Bebe Vio alle Paralimpiadi di Tokyo si è confermata una delle regine dello sport azzurro: conquistando una medaglia d’oro nel fioretto femminile e una medaglia d’argento, conquistata dalla squadra delle fiorettiste, composta appunto da lei, Loredana Trigilia e Andreea Mogos.
Bebe Vio, la leonessa della scherma, ha scritto in queste ultime ore sui social che se qualche settimana fa le avessero detto “A Tokyo vincerai due medaglie” sarebbe scoppiata a ridere. Per lei, il 2020 è stato un anno di alti e bassi: un grave infortunio al gomito a settembre, poi i lunghi mesi di riabilitazione. Giorni intensi che però non le hanno permesso di smettere di lottare, di raggiungere i suoi obiettivi e di asciugare le sue lacrime di felicità per ogni nuova conquista. Sembrava essere tutto passato, sembrava tutto essere un lontano ricordo, ma ad inizio di quest’anno un bruttissimo crollo: infezione da stafilococco aureo. Un altro maledetto batterio, dopo il meningococco di tanti anni fa, dove si prospettava l’amputazione del braccio sinistro e addirittura la morte. I medici, senza troppi giri di parole, le avevano riferito che era messa proprio male. In quel momento le è crollato il mondo addosso, un cattivo e forte vento stava portando via tutti i sogni, ma principalmente la sua partecipazione a Tokyo e la possibilità di poter continuare a tirare di scherma.
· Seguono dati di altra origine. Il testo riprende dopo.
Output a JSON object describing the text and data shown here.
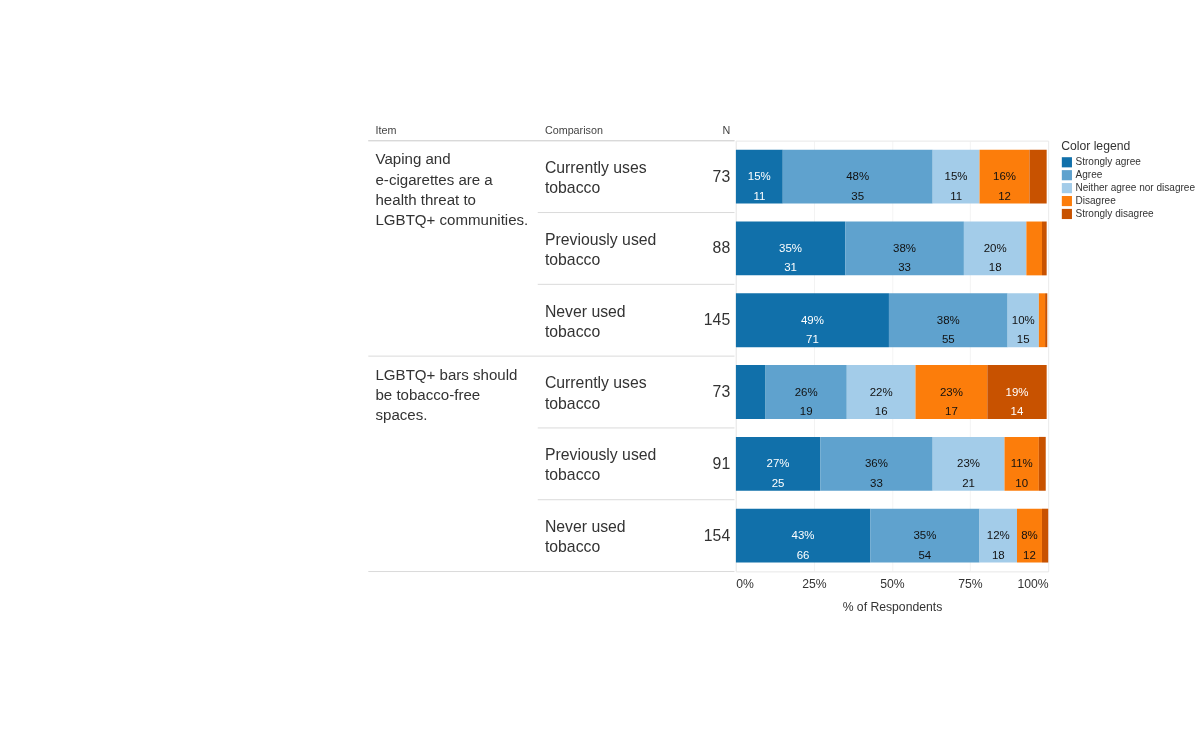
{
  "chart_data": {
    "type": "bar",
    "orientation": "horizontal",
    "stacked": true,
    "xlabel": "% of Respondents",
    "legend_title": "Color legend",
    "legend": "top right",
    "grid": "x",
    "categories": [
      "Currently uses tobacco",
      "Previously used tobacco",
      "Never used tobacco",
      "Currently uses tobacco",
      "Previously used tobacco",
      "Never used tobacco"
    ],
    "xlim": [
      0,
      100
    ],
    "xticks": [
      {
        "value": 0,
        "label": "0%"
      },
      {
        "value": 25,
        "label": "25%"
      },
      {
        "value": 50,
        "label": "50%"
      },
      {
        "value": 75,
        "label": "75%"
      },
      {
        "value": 100,
        "label": "100%"
      }
    ],
    "series": [
      {
        "name": "Strongly agree",
        "color": "#1170aa",
        "values": [
          15,
          35,
          49,
          9.5,
          27,
          43
        ],
        "value_labels": [
          "15%\n11",
          "35%\n31",
          "49%\n71",
          null,
          "27%\n25",
          "43%\n66"
        ]
      },
      {
        "name": "Agree",
        "color": "#5fa2ce",
        "values": [
          48,
          38,
          38,
          26,
          36,
          35
        ],
        "value_labels": [
          "48%\n35",
          "38%\n33",
          "38%\n55",
          "26%\n19",
          "36%\n33",
          "35%\n54"
        ]
      },
      {
        "name": "Neither agree nor disagree",
        "color": "#a3cce9",
        "values": [
          15,
          20,
          10,
          22,
          23,
          12
        ],
        "value_labels": [
          "15%\n11",
          "20%\n18",
          "10%\n15",
          "22%\n16",
          "23%\n21",
          "12%\n18"
        ]
      },
      {
        "name": "Disagree",
        "color": "#fc7d0b",
        "values": [
          16,
          5,
          2,
          23,
          11,
          8
        ],
        "value_labels": [
          "16%\n12",
          null,
          null,
          "23%\n17",
          "11%\n10",
          "8%\n12"
        ]
      },
      {
        "name": "Strongly disagree",
        "color": "#c85200",
        "values": [
          5.5,
          1.5,
          0.7,
          19,
          2.2,
          2
        ],
        "value_labels": [
          null,
          null,
          null,
          "19%\n14",
          null,
          null
        ]
      }
    ],
    "annotations": [
      "Item",
      "Comparison",
      "N",
      "Vaping and e-cigarettes are a health threat to LGBTQ+ communities.",
      "LGBTQ+ bars should be tobacco-free spaces.",
      "73",
      "88",
      "145",
      "73",
      "91",
      "154"
    ]
  }
}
Viene sottoposta così subito all’operazione, l’infezione non ha vinto contro di lei, l’infezione, grazie all’equipe medica, viene debellata.
Bebe ha vinto, stavolta ha vinto davvero, è salita sul podio più alto da vera fenice. La degenza in ospedale è stata piuttosto lunga, e quando Bebe Vio può finalmente tornare a casa, mancano solo 119 giorni all’inizio della cerimonia d’apertura, dove per giunta ha avuto l’onore di essere nominata porta bandiera per la nostra Nazionale. Un’impresa che sembrava impossibile, ma alla fine è riuscita a salire su quell’aereo in direzione Tokyo.
Per lei era già un miracolo essere lì, era già un miracolo avere nuovamente la sciabola in mano e partecipare ad una gara. Ecco perché l’urlo, alla fine della prima gara, è stato enorme, rimbalzato in tutta la Makuhari Messe. Bebe, un vero esempio di coraggio, talento e grinta, si è lanciata in un primo momento verso la tribuna, dov’erano i suoi genitori, e ha poi ricevuto la medaglia sul podio dal presidente del Cip Luca Pancalli, che le è stato vicino.
L’azzurra ha battuto 15-9 la cinese Zhou Jingjing, sconfitta 5 anni fa in finale a Rio 2016. Bebe, la ragazza dalla criniera di una leonessa, è stata davvero formidabile, insegnandoci per l’ennesima volta che non bisogna mai arrendersi. Ma bisogna affrontare con coraggio e determinazione ogni gara sportiva, ma soprattutto di vita. Le due medaglie d’oro (questa e quella di Rio 2016, ndr) sono state completamente diverse. A Rio è stata l’emozione della prima volta, mentre questa è stata veramente tosta perché non era nemmeno scontato che potesse tornare a tirare. Così, dopo il suo grido trionfante, la fuoriclasse azzurra scrive sui social: “Se sembra impossibile allora si può fare.. due volte!”.